Audrey avait une très haute opinion de son travail. Virtuose de la cosmétique mortuaire, tous les corps qu’elle réceptionnait à l’Institut faisaient l’objet d’une attention particulière. Soit elle décidait seule du meilleur maquillage à donner au mort, soit elle appliquait les directives de la famille. De toute façon, chaque « chantier » aboutissait à une œuvre unique. Car pour Audrey, le mort maquillé était comme un tableau ; il se devait de refléter des émotions telles que la sérénité, la gaîté, la tristesse, parfois même la colère. Cette idée lui était venue des clients eux-mêmes ou plus exactement de leurs proches. La famille émettait souvent le souhait, parfois avec photo à l’appui, de faire maquiller le mort de façon à lui rendre une illusion de vie. En l’absence de photo, Audrey faisait parler la famille pour appréhender les principaux traits de caractère du défunt. Son succès tenait en grande partie à ça : démontrer que la mort ne change pas la personne, n’efface rien de ce qu’elle a été. Le corps du défunt, par sa « perfection », devait offrir le spectacle du « presque vivant ».

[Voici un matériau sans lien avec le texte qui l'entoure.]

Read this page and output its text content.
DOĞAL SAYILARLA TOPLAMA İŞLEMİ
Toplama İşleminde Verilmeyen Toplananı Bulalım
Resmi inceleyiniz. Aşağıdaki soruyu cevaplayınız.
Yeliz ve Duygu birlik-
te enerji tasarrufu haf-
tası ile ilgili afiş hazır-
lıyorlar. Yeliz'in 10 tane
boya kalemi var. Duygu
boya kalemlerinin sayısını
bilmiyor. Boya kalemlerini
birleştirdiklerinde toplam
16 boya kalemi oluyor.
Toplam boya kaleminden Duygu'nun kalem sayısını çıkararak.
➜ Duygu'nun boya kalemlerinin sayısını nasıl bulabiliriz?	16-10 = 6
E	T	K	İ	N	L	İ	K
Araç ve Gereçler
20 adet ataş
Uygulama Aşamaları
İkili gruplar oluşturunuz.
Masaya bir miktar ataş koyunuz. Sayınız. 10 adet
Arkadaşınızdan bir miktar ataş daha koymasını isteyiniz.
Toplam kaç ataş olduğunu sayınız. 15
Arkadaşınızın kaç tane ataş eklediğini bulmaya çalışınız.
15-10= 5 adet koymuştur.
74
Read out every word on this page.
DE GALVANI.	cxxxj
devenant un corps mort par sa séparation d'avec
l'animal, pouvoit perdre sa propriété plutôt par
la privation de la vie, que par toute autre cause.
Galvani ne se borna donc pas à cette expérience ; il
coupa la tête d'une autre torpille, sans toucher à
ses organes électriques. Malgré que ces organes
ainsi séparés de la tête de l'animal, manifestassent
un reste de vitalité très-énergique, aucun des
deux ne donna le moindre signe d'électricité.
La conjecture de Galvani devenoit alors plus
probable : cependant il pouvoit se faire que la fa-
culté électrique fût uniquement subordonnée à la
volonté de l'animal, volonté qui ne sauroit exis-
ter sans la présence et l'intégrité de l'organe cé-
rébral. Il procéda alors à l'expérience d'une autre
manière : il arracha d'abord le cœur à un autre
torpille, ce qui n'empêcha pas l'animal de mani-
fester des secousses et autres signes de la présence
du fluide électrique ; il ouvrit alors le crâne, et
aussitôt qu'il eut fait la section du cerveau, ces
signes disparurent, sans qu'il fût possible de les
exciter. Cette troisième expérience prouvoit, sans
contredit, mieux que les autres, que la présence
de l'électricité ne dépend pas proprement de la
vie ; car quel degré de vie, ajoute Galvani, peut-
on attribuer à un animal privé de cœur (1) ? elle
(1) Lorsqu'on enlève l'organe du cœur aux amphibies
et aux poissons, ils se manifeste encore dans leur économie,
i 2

Or, il arrivait que, comme ce soir, personne n’ait émis de vœux particuliers quant à la préparation du corps. Aucun membre de l’entourage de la défunte n’était venu. Seule une ambulance sanitaire avait déposé le corps en même temps qu’un petit dossier indiquant le choix de la défunte pour l’incinération, sa date et son heure fixées au lendemain en fin d’après midi, ainsi qu’une mention particulière pour la durée de la veillée. Celle-ci devait se dérouler durant les cinq heures précédant la crémation. Un record. Audrey en conclut que la défunte avait prévu qu’elle aurait peu de visiteurs et qu’une veillée express suffirait. Elle avait donc peu de temps pour exécuter la restauration physique du corps et décida de se mettre au travail.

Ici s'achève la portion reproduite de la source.